Firstly, every time that you have two of the same piece in an egtb, the space needed is halved vs with different pieces. Meaning that KNNvK has roughly half as many unique positions as KNBvK. And the occurrences of duplicates go up a lot with 8+ pieces on the board.
Second you estimated that we need 3 bytes to store a single position value. With no compression and the 50 move rule, we need 8 bits per position, allowing for -100(loss in 100 ply) through +100(win in 100 ply) however compression currently brings it to less than 1 bit per position for the 7 piece tables, and with compression optimized for very large tables, it should be practical to fit 3-4 positions per bit on average.

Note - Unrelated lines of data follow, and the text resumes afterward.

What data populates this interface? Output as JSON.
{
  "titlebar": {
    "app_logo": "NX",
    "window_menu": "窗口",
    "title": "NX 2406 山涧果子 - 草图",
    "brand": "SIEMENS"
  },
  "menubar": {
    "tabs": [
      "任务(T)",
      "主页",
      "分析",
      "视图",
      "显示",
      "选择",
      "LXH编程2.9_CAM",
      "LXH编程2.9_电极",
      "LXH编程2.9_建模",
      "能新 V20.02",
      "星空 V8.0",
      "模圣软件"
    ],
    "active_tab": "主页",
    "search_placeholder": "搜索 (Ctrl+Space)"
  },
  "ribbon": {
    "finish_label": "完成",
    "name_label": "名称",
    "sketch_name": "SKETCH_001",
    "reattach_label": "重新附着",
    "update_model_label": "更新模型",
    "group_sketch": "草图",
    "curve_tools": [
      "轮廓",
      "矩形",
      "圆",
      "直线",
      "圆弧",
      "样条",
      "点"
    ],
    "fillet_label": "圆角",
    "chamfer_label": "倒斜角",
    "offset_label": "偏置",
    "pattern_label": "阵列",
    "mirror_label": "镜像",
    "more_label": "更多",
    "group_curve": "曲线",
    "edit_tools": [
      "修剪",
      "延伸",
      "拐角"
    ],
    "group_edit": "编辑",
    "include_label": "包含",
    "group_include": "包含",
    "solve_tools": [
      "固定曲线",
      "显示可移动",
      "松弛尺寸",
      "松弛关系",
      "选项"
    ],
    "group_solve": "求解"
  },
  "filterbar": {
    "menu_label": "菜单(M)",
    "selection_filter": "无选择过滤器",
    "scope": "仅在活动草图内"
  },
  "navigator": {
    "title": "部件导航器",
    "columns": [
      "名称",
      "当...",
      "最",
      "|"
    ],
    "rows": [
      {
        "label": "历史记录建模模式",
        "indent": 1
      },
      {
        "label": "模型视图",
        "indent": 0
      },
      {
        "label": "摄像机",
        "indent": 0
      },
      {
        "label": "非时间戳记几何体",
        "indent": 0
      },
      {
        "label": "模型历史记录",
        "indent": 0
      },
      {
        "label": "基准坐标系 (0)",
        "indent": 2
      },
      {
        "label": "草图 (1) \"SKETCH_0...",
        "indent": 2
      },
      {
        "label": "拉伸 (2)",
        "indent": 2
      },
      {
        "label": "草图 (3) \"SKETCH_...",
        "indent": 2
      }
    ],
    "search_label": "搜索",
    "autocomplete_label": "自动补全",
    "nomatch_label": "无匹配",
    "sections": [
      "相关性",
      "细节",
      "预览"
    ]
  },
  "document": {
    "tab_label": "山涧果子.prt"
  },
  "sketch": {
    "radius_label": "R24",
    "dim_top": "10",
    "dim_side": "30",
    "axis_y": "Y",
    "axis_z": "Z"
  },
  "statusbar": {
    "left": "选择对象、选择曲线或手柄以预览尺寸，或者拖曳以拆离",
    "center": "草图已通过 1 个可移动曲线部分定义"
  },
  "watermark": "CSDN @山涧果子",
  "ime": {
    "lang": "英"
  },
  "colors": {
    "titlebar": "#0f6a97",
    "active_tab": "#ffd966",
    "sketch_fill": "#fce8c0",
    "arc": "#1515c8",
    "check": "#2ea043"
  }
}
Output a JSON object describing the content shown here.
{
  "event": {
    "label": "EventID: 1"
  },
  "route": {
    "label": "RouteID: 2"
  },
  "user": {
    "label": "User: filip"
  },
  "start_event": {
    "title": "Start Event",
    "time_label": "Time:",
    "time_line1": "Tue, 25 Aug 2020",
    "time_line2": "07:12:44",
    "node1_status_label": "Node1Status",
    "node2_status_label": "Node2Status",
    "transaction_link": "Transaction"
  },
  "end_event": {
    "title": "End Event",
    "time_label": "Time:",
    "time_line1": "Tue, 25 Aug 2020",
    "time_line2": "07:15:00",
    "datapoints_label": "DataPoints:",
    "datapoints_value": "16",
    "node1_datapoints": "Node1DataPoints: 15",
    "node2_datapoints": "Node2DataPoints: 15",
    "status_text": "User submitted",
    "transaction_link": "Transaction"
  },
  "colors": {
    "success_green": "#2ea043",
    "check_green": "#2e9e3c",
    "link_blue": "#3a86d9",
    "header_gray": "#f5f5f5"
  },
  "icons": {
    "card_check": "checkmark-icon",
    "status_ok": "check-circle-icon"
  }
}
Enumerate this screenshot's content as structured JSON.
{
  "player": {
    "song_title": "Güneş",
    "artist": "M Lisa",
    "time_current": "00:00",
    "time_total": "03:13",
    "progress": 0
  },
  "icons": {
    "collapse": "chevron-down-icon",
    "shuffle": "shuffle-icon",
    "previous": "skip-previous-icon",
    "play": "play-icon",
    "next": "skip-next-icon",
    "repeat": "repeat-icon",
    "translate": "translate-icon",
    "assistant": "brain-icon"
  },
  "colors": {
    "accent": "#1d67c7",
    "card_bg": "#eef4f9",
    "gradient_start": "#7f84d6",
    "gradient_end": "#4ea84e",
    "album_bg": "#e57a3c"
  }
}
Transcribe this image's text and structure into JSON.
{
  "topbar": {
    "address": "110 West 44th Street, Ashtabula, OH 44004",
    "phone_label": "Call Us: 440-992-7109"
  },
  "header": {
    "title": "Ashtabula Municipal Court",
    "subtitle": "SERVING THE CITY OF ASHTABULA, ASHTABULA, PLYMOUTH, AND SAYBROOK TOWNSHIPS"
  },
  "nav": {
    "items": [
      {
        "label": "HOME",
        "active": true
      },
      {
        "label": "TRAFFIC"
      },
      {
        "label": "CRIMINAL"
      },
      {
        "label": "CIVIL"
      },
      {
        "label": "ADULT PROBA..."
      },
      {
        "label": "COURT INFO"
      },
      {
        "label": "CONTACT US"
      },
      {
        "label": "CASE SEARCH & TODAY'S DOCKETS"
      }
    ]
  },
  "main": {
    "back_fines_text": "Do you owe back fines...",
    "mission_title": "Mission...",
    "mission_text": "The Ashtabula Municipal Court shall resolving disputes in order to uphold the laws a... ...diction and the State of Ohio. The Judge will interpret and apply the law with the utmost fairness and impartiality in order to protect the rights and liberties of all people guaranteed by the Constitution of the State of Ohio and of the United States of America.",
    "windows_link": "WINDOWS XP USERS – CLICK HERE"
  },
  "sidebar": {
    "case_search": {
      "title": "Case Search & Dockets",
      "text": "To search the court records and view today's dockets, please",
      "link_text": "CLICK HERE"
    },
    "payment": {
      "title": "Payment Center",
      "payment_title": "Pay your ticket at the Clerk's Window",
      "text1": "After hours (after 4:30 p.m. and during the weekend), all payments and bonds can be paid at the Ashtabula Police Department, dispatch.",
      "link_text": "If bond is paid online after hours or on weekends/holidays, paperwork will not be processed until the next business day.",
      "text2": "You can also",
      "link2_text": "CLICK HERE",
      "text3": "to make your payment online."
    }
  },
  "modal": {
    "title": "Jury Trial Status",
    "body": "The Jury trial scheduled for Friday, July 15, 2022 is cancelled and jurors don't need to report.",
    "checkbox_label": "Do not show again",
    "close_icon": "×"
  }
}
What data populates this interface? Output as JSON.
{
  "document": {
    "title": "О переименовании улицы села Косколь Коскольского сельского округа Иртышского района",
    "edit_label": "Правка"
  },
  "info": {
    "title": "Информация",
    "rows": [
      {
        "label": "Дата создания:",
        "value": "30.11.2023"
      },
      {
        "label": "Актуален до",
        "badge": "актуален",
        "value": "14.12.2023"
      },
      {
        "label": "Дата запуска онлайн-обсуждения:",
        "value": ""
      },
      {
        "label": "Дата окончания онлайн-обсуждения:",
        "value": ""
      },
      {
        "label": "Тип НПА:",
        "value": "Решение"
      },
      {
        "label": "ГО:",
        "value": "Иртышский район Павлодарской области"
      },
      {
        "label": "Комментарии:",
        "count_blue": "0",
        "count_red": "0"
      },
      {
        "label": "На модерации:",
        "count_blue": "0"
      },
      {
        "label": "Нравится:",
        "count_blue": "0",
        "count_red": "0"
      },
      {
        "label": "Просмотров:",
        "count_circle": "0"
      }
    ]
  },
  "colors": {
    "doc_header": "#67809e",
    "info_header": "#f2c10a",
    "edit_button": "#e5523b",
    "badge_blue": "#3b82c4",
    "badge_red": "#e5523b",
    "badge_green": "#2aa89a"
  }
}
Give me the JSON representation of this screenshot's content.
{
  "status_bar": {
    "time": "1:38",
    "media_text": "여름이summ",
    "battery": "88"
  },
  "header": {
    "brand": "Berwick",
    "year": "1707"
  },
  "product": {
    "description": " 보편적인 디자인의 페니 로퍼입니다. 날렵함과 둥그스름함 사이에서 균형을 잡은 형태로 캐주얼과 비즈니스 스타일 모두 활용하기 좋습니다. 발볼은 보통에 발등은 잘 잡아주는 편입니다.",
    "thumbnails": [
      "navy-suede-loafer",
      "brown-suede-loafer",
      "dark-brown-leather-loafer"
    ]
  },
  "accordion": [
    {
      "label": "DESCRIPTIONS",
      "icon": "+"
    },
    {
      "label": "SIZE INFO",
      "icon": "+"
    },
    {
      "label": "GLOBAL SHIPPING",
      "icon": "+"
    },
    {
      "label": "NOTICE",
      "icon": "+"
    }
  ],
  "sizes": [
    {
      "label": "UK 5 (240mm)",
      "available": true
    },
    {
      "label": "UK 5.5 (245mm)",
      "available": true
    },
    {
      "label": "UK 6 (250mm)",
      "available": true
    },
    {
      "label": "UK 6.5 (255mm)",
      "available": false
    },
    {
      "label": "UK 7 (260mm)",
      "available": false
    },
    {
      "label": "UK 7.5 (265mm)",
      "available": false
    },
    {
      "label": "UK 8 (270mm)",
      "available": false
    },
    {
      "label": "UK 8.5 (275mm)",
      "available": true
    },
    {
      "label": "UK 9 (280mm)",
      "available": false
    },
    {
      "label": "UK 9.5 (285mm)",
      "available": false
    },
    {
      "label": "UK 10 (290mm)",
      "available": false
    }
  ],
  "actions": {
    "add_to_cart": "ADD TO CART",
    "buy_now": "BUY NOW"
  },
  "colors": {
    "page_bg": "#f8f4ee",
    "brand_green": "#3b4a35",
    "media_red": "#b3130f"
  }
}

There are also some things that would reduce the space needed for the opening lines, mostly that weak moves tend to result in shorter games, so no need to store a full 40 turns deep for most lines. Only the best few moves at each level will be good enough to need that much depth. Although it is quite possible that the best few will need far more than 40 deep, so it might balance out.
#57
This is an incredibly silly argument, and it's telling that you seem to base most of your epistemological beliefs on pithy unattributed quotes... There is meaning in the fact that the result of chess is a fact, there is exactly one well defined correct outcome and at most some finite set of perfect games that lead to that outcome. Admitting the possibility that the perfect outcome is a win for black doesn't damage you or your understanding of the game...

If we were talking empirically, I'd say without a doubt, in a second, human chess is of course a draw, with an advantage for white. But we are talking about the mathematical structure of the game of chess. There is no nuance in that. We say things about it that we know, that we can prove. One thing we have proven is that zugzwang is possible, and white does not have a strategy to "switch colors" by throwing away a tempo.

You don't gain anything by baselessly deciding which conjectures are true or false, regardless of how likely or unlikely they are to you, and then trying to ridicule people for having an open mind. That is exactly the opposite attitude that people should bring to mathematical reasoning.